一时间, 她懊悔今日话说得太直, 又气柳眠棠不给自己台阶下。只吩咐屋里的丫鬟婆子将口风紧闭, 谁也不许对外说柳眠棠离府的事情。

待过些日子,太妃琢磨着再寻机会给这柳眠棠台阶下,让她回来就是了。

因为当初柳眠棠并未从大门出去,而是走了偏门, 所以王府里知道这事儿的还真是不多。

王妃虽然心里是这么盘算的, 可没想到紧接下来的局数变化,让她也无暇顾及去寻柳眠棠回来了。

就在柳眠棠离府的三天后, 王府送给王爷的家书全都半路被退了胡来。据说驿道已经被阻断,书信压根传递不过去。

据说那些义军不知得了哪里的增援,气势大盛,

就在眠棠离府的五天后,从东州传来的消息愈来愈盛,最后竟然有人疯传说是淮阳王中了鲁王的埋伏,被困离岛,援兵也被义军阻断,一时不及去增援,一时间,地方上都是人心惶惶,都在传扬着东州义军几时回杀进城里来。

王妃心里装不住事情,急得不行,就此病倒了。

眠棠这边也接到信儿,便让范虎去打听具体的细节。

范虎从驿站那边回来,面色凝重,只跟县主禀报起驿道未断前的情形,说义军的确是得了增兵,可是王爷中埋伏的经过却很蹊跷。

可是再具体的细节,也打探不出来了。范虎回来禀报给眠棠后,决定再等等,若是还无消息,他就带人亲自入围,到离岛附近打探。

眠棠咬了咬嘴唇,摊开在书局买来的东州地图。

自从崔行舟出兵以后,她便让芳歇买了这图,时时标注眞州大军推进的位置,以便了解淮阳王所在的位置。

战场上的事情,是瞬息万变的,就算武圣关羽也有败走麦城的时候。

眠棠心悬着崔行舟安危,只能凭借一张薄薄的地图寄托相思。

现在再看那标注满满的地图,眠棠只觉得到处潜藏着荆棘危机。只是这群造反的农民义军不过是自起炉灶,哪里来的援军呢?

眠棠忽然想起自己初回来时,遇到贺家三小姐的情形。

那天她回到灵泉镇上并没有告知别人,不过因为下马车时正好看见了相亲回来的贺珍,便请她入了新宅闲叙了一会。

贺珍相看的是邻镇张员外家的儿子,据说一直苦读功名,立誓不考取功名不成家,结果今年刚考中的秀才,也算是对父母有了交代,便张罗定亲的事情了。

正赶上贺珍年少初恋大梦初醒,也松口同意相看人家。
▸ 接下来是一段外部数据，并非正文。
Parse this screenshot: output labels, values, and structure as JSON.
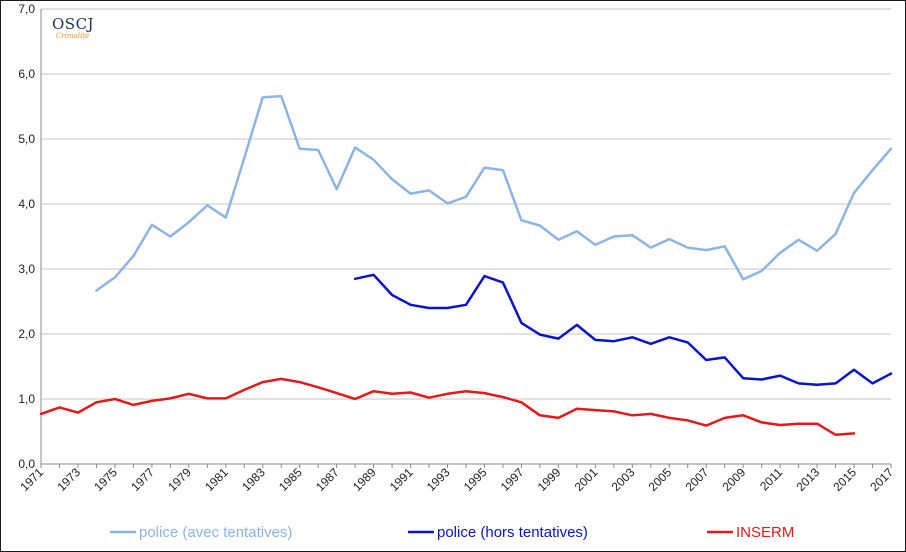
{
  "logo": {
    "text": "OSCJ",
    "subtext": "Crimalité"
  },
  "chart_data": {
    "type": "line",
    "title": "",
    "xlabel": "",
    "ylabel": "",
    "ylim": [
      0,
      7
    ],
    "xlim": [
      1971,
      2017
    ],
    "y_ticks": [
      "0,0",
      "1,0",
      "2,0",
      "3,0",
      "4,0",
      "5,0",
      "6,0",
      "7,0"
    ],
    "x_ticks": [
      "1971",
      "1973",
      "1975",
      "1977",
      "1979",
      "1981",
      "1983",
      "1985",
      "1987",
      "1989",
      "1991",
      "1993",
      "1995",
      "1997",
      "1999",
      "2001",
      "2003",
      "2005",
      "2007",
      "2009",
      "2011",
      "2013",
      "2015",
      "2017"
    ],
    "grid": "horizontal",
    "legend_position": "bottom",
    "series": [
      {
        "name": "police (avec tentatives)",
        "color": "#8db4e2",
        "x": [
          1974,
          1975,
          1976,
          1977,
          1978,
          1979,
          1980,
          1981,
          1982,
          1983,
          1984,
          1985,
          1986,
          1987,
          1988,
          1989,
          1990,
          1991,
          1992,
          1993,
          1994,
          1995,
          1996,
          1997,
          1998,
          1999,
          2000,
          2001,
          2002,
          2003,
          2004,
          2005,
          2006,
          2007,
          2008,
          2009,
          2010,
          2011,
          2012,
          2013,
          2014,
          2015,
          2016,
          2017
        ],
        "values": [
          2.67,
          2.87,
          3.2,
          3.68,
          3.5,
          3.72,
          3.98,
          3.79,
          4.71,
          5.64,
          5.66,
          4.85,
          4.83,
          4.23,
          4.87,
          4.68,
          4.38,
          4.16,
          4.21,
          4.01,
          4.11,
          4.56,
          4.52,
          3.75,
          3.67,
          3.45,
          3.58,
          3.37,
          3.5,
          3.52,
          3.33,
          3.46,
          3.33,
          3.29,
          3.35,
          2.84,
          2.97,
          3.25,
          3.45,
          3.28,
          3.54,
          4.17,
          4.52,
          4.85
        ]
      },
      {
        "name": "police (hors tentatives)",
        "color": "#0a14c8",
        "x": [
          1988,
          1989,
          1990,
          1991,
          1992,
          1993,
          1994,
          1995,
          1996,
          1997,
          1998,
          1999,
          2000,
          2001,
          2002,
          2003,
          2004,
          2005,
          2006,
          2007,
          2008,
          2009,
          2010,
          2011,
          2012,
          2013,
          2014,
          2015,
          2016,
          2017
        ],
        "values": [
          2.85,
          2.91,
          2.6,
          2.45,
          2.4,
          2.4,
          2.45,
          2.89,
          2.79,
          2.17,
          1.99,
          1.93,
          2.14,
          1.91,
          1.89,
          1.95,
          1.85,
          1.95,
          1.87,
          1.6,
          1.64,
          1.32,
          1.3,
          1.36,
          1.24,
          1.22,
          1.24,
          1.45,
          1.24,
          1.39
        ]
      },
      {
        "name": "INSERM",
        "color": "#e01b1b",
        "x": [
          1971,
          1972,
          1973,
          1974,
          1975,
          1976,
          1977,
          1978,
          1979,
          1980,
          1981,
          1982,
          1983,
          1984,
          1985,
          1986,
          1987,
          1988,
          1989,
          1990,
          1991,
          1992,
          1993,
          1994,
          1995,
          1996,
          1997,
          1998,
          1999,
          2000,
          2001,
          2002,
          2003,
          2004,
          2005,
          2006,
          2007,
          2008,
          2009,
          2010,
          2011,
          2012,
          2013,
          2014,
          2015
        ],
        "values": [
          0.77,
          0.87,
          0.79,
          0.95,
          1.0,
          0.91,
          0.97,
          1.01,
          1.08,
          1.01,
          1.01,
          1.14,
          1.26,
          1.31,
          1.26,
          1.18,
          1.09,
          1.0,
          1.12,
          1.08,
          1.1,
          1.02,
          1.08,
          1.12,
          1.09,
          1.03,
          0.95,
          0.75,
          0.71,
          0.85,
          0.83,
          0.81,
          0.75,
          0.77,
          0.71,
          0.67,
          0.59,
          0.71,
          0.75,
          0.64,
          0.6,
          0.62,
          0.62,
          0.45,
          0.47
        ]
      }
    ]
  }
}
两个大龄的也是缘分,各自耽误到现在,正好遇上。

贺珍刚相看完,据她说张公子虽然不如淮阳王长相好,但是胜在文弱温柔,一看就不是会吓唬老婆的。

两家家世相当,这门亲事当时就说定了,因为这一对儿女年岁都不小了,婚期也定得很近。

贺珍没想到自己居然能比柳眠棠还早成亲,心里也是很欣喜,在她看来是,嫁给富庶的小门小户,也比那王府高门庭院深深要强。

不然柳眠棠怎么好好又会了灵泉镇?定然是不见容于王府呢。

她虽然好奇地问柳眠棠回来的缘由,可是眠棠却四两拨千斤,只说回来理账,就此打岔了过去。

不过贺珍倒是顺嘴说了些她在惠州的见闻。

据说绥王居家迁往京城,调拨了不少护送的人马。

他们贺家有一艘夜船经过惠州的船坞时,差点被官兵扣住,若不是随船的掌柜经验老道,连忙塞了大把的银子,当时连船带人都回不来了。

眠棠听到这时,心念微动:“官眷出行,都是赶早不赶晚,就算是护送绥王亲眷入京的兵马,也不必夜间用船运啊?”

贺珍挥了挥手:“管他运的是什么,不干我们的事情,对了,我爹给我进了一批玉簪子,我特意挑了几个新式样给县主你……”

随后贺珍说得那些吃穿一类的,眠棠都没有怎么入心。

现在驿道封锁,淮阳大军音讯全无,她就一直在回想着贺珍所说的惠州夜里封锁码头运兵的事情。

这两者会不会有什么联系?

东州的重围久久不解,眠棠再也呆不住了,她想跟范虎一同前往,却被范虎拦下:“县主,如今您乃金贵之躯,战时打仗都是流言横生,大都是不可信的。东州现在乱极了。不光是作乱的义军,还有趁火打劫的盗匪。您若去,不是添乱吗?别到时候,王爷凯旋回来了,您却回不来了。”

不过没等眠棠定下决定,眞州的危机却接踵而来。

原来不知哪一伙义军竟然突破后方重围,冲开了个豁口子直直朝着眞州进发了。

那群匪人来势甚猛,而且行军悄无声息,周围的州郡竟然没有得到半点消息,就幽灵浮世一般直直打到了眞州的城门口了。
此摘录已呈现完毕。